Carnival Corp. agrees to $18 million fine for illegal dumping

Posted: Sunday, April 21, 2002

MIAMI (AP) -- Carnival Corp., the world's largest cruise ship operator, pleaded guilty Friday to federal ocean pollution charges and agreed to pay $18 million in fines and restitution. The discharges didn't involve Alaska waters.

Carnival admitted that six Carnival Cruise Line ships -- Sensation, Ecstasy, Fantasy, Imagination, Paradise and Tropicale -- illegally discharged oily waste from their bilge tanks in the past five years. The dumping occurred in the Atlantic, Caribbean and Gulf of Mexico from ships that left Florida.

''They thought it was cost effective, that it would save them time and money and would in effect speed the procedure of clearing bilge tanks,'' U.S. Attorney Guy Lewis said.

Shipping lines are required to treat bilge water to reduce oil content to 15 parts per million, or else dispose of it on shore. Carnival crews fooled detection equipment into thinking the level was achieved and kept false record books on discharges, prosecutors said.

In 1999, two other cruise lines, Royal Caribbean Cruises Ltd. and Holland America Line Westours Inc., part of Carnival, were convicted of illegally polluting the Inside Passage. Holland America paid $1 million in fines and $1 million in restitution.

Miami-based Royal Caribbean paid a total of $18 million for dumping in the Caribbean and the Pacific. That came after the company paid $9 million after pleading guilty to similar charges in 1998.

In the Carnival case, the company pleaded guilty to six felony counts of making false statements about discharges to the Coast Guard.

The plea bargain did not cover ships in Carnival's six other lines, but the entire corporation was investigated. Prosecutor Lewis said violations ''were systemic in the corporation.''

Carnival will be on probation for three to five years worldwide and agreed to hire new managers and other personnel as part of an environmental compliance program that Lewis said may cost up to $10 million a year.

The company issued a statement Friday saying it accepts responsibility for its crimes and is ''committed to environmental compliance.'' The plea agreement was signed by chairman Micky Arison and vice chairman Howard Frank.

Lewis denied the penalty represents ''chump change'' to a billionaire like Arison, saying, ''It is a fine that stings the company.''

Carnival's structure insulated upper management ''from what the fellow on the ship was doing,'' and onboard training programs were ineffective, prosecutor Diane Patrick said.

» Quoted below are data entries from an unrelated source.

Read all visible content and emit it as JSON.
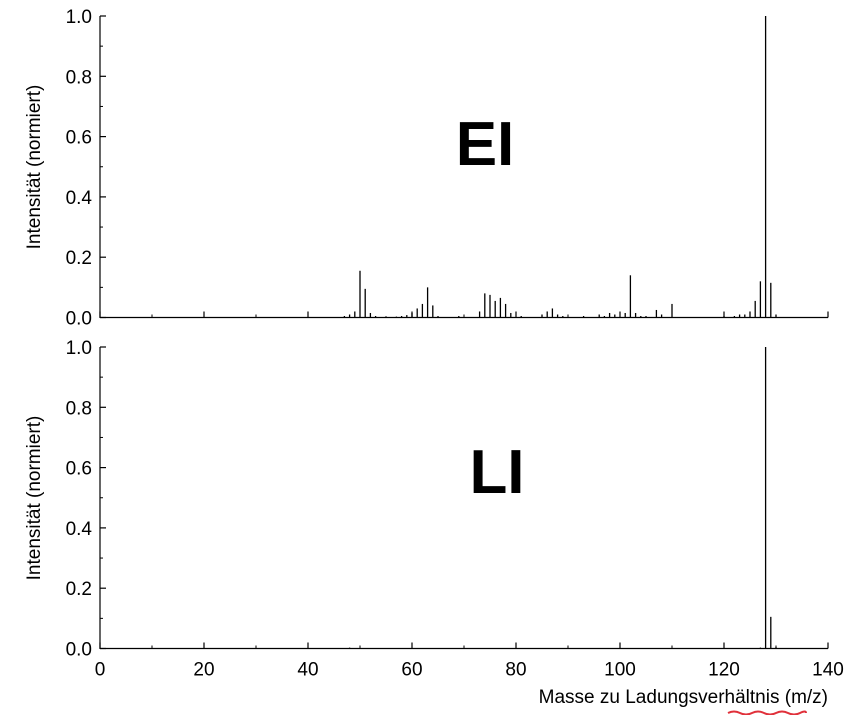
{
  "chart_data": [
    {
      "type": "bar",
      "title": "EI",
      "xlabel": "",
      "ylabel": "Intensität (normiert)",
      "xlim": [
        0,
        140
      ],
      "ylim": [
        0,
        1.0
      ],
      "x_ticks": [
        "0",
        "20",
        "40",
        "60",
        "80",
        "100",
        "120",
        "140"
      ],
      "y_ticks": [
        "0.0",
        "0.2",
        "0.4",
        "0.6",
        "0.8",
        "1.0"
      ],
      "grid": false,
      "series": [
        {
          "x": [
            47,
            48,
            49,
            50,
            51,
            52,
            53,
            55,
            57,
            58,
            59,
            60,
            61,
            62,
            63,
            64,
            65,
            69,
            73,
            74,
            75,
            76,
            77,
            78,
            79,
            81,
            85,
            86,
            87,
            88,
            89,
            93,
            96,
            97,
            98,
            99,
            101,
            102,
            103,
            104,
            105,
            107,
            108,
            110,
            120,
            122,
            123,
            124,
            125,
            126,
            127,
            128,
            129,
            130
          ],
          "values": [
            0.005,
            0.01,
            0.02,
            0.155,
            0.095,
            0.015,
            0.005,
            0.004,
            0.003,
            0.005,
            0.008,
            0.015,
            0.03,
            0.045,
            0.1,
            0.04,
            0.005,
            0.005,
            0.02,
            0.08,
            0.075,
            0.055,
            0.065,
            0.045,
            0.015,
            0.005,
            0.01,
            0.02,
            0.03,
            0.01,
            0.005,
            0.005,
            0.01,
            0.005,
            0.015,
            0.01,
            0.015,
            0.14,
            0.015,
            0.005,
            0.005,
            0.025,
            0.01,
            0.045,
            0.005,
            0.005,
            0.01,
            0.01,
            0.02,
            0.055,
            0.12,
            1.0,
            0.115,
            0.01
          ]
        }
      ]
    },
    {
      "type": "bar",
      "title": "LI",
      "xlabel": "Masse zu Ladungsverhältnis (m/z)",
      "ylabel": "Intensität (normiert)",
      "xlim": [
        0,
        140
      ],
      "ylim": [
        0,
        1.0
      ],
      "x_ticks": [
        "0",
        "20",
        "40",
        "60",
        "80",
        "100",
        "120",
        "140"
      ],
      "y_ticks": [
        "0.0",
        "0.2",
        "0.4",
        "0.6",
        "0.8",
        "1.0"
      ],
      "grid": false,
      "series": [
        {
          "x": [
            48,
            127,
            128,
            129,
            130
          ],
          "values": [
            0.003,
            0.003,
            1.0,
            0.105,
            0.005
          ]
        }
      ]
    }
  ],
  "colors": {
    "axis": "#000000",
    "bars": "#000000",
    "spellcheck_underline": "#e0303a"
  }
}
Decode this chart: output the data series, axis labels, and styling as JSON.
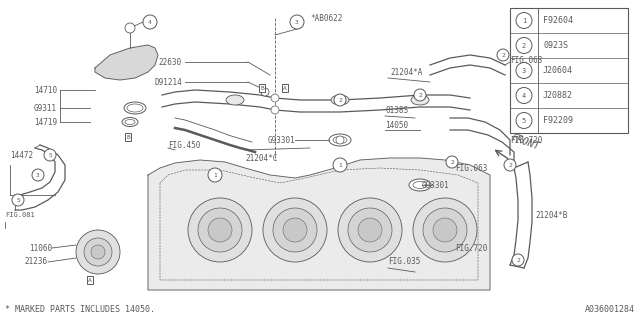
{
  "bg_color": "#ffffff",
  "line_color": "#5a5a5a",
  "fig_width": 6.4,
  "fig_height": 3.2,
  "dpi": 100,
  "legend_items": [
    {
      "num": "1",
      "code": "F92604"
    },
    {
      "num": "2",
      "code": "0923S"
    },
    {
      "num": "3",
      "code": "J20604"
    },
    {
      "num": "4",
      "code": "J20882"
    },
    {
      "num": "5",
      "code": "F92209"
    }
  ],
  "footer_text": "* MARKED PARTS INCLUDES 14050.",
  "part_number": "A036001284"
}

Under the plea, Carnival Corp. will appoint a vice president for environmental compliance, and all ships under the company's Carnival, Holland America, Windstar, Cunard, Seabourn and Costa brands will have a full-time environmental officer.

Half of Carnival's penalty was distributed to environmental and community groups, including $2 million to an anti-terrorism task force responsible for port security and $250,000 to the Nature Conservancy, which buys sensitive land for preservation.

The cruise industry, which portrays itself as a vacation playground, is sensitive to criticism that it pollutes the exotic waters its ships travel.

Cruise ships were suspected of causing 172 pollution spills from 1991 through 2000, according to Coast Guard reports. Oil, hydraulic fluid, plastic, paint, food and other waste wound up in U.S. waterways.

Most of the cases were minor and accidental, but prosecutors have regularly pursued criminal charges against the industry from Florida to Alaska.

Under pressure from Alaska lawmakers, some leading cruise lines pledged last year to follow recycling and waste discharge guidelines set by the industry's International Council of Cruise Lines or risk losing their membership.

Several cruise lines, including Carnival subsidiaries, were fined by the state for violations of air quality standards in 2000 and 2001. The biggest penalty was paid by Holland America, which was fined $110,000 with $82,500 suspended contingent on no violations by the Veendam in 2002.

Millions of dollars has been committed by cruise companies in recent years to improving their onboard air and water pollution control.